Pupi Avati, il regista, ha ottenuto dai suoi attori, dal primo all’ultimo, una capacità interpretativa difficilmente reperibile nella fiction troppo spesso banale, made in Italy. Micaela Ramazzotti e Flavio Parenti, nel ruolo dei due protagonisti, non presentano alcuna sbavatura, sono del tutto credibili nello scorrere degli eventi e nel mutare dei sentimenti. Il semplice paragone con serie di ben altra valenza recitativa che passano sul piccolo schermo Rai e Mediaset, mette in evidenza un universo diametralmente opposto alla banalizzazione e alla recitazione approssimata.
Pupi Avati è riuscito miracolosamente, a trasformare in un attore di tutto rispetto Andrea Roncato che, nel ruolo del padre della protagonista Francesca (la Ramazzotti) credo abbia dimostrato uno stato di grazia recitativo difficilmente raggiungibile in altre circostanze. Medesima considerazione per Corrado Tedeschi ed Ettore Bassi.
Flavio Parenti, il protagonista maschile non è da meno per credibilità. Colpisce, soprattutto, nella serie, la coralità emotiva e emozionale del cast che sembra recitare all’unisono, ogni attore in sintonia con l’altro. Come se davvero tutti fossero una grande famiglia. E qui è evidente il lavoro di preparazione effettuato dal regista.
La storia, però, procede lentamente, gli eventi seguono un ritmo quasi al rallentatore: Francesca e Carlo hanno impiegato due lunghe puntate per lasciare i partner che avevano prima di incontrarsi, innamorarsi e sposarsi a dispetto delle rispettive famiglie, contrarie alle nozze. Ci sono altre quattro puntate per raccontare anche la fase adulta del rapporto di coppia, i cinquant’anni che hanno caratterizzato il matrimonio tra i due protagonisti. Qualcosa dovrà pur cambiare nei ritmi che dovranno necessariamente subire un’accelerazione. Ma la lentezza di Un matrimonio è lontana anni luce dalla lentezza irritante delle soap opera che con questo espediente tendono a diluire le puntate.
La tranquillità della recitazione, anche in momenti drammatici, fa da sottofondo alla tranquillità del “matrimonio” tra Francesca e Carlo. Un legame che, pur tra infinite difficoltà e fraintendimenti, alla fine si consolida proprio attraverso le piccole cose condivise della vita in comune.
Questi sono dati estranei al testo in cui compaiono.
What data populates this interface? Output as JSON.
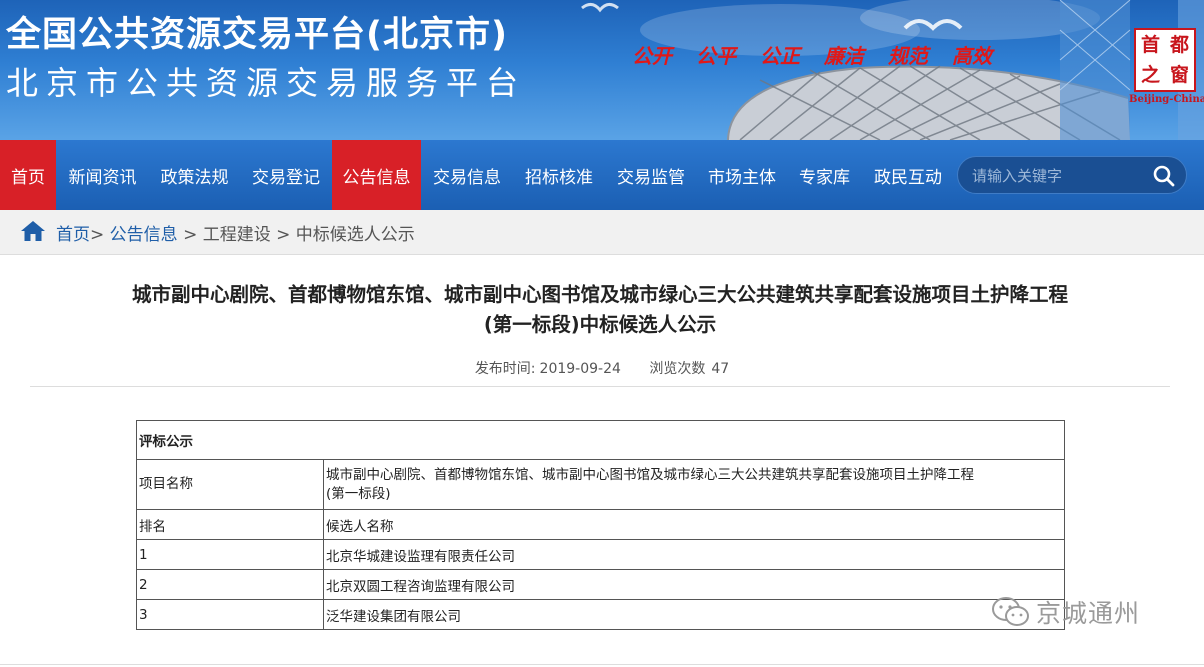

In questo senso siamo in presenza di una serie “rivoluzionaria”. Pupi Avati ha ragione nel sottolineare, infatti, che la sua rivoluzione è proprio proporre un matrimonio durato 50 anni in antitesi al decadimento dei valori familiari di questi ultimi anni.
Infine, le ricostruzioni dell’epoca: migliori quelle degli interni e degli ambienti casalinghi, curate nei particolari. Gli esterni sono sembrati meno perfetti, più approssimati, probabilmente per motivi di budget.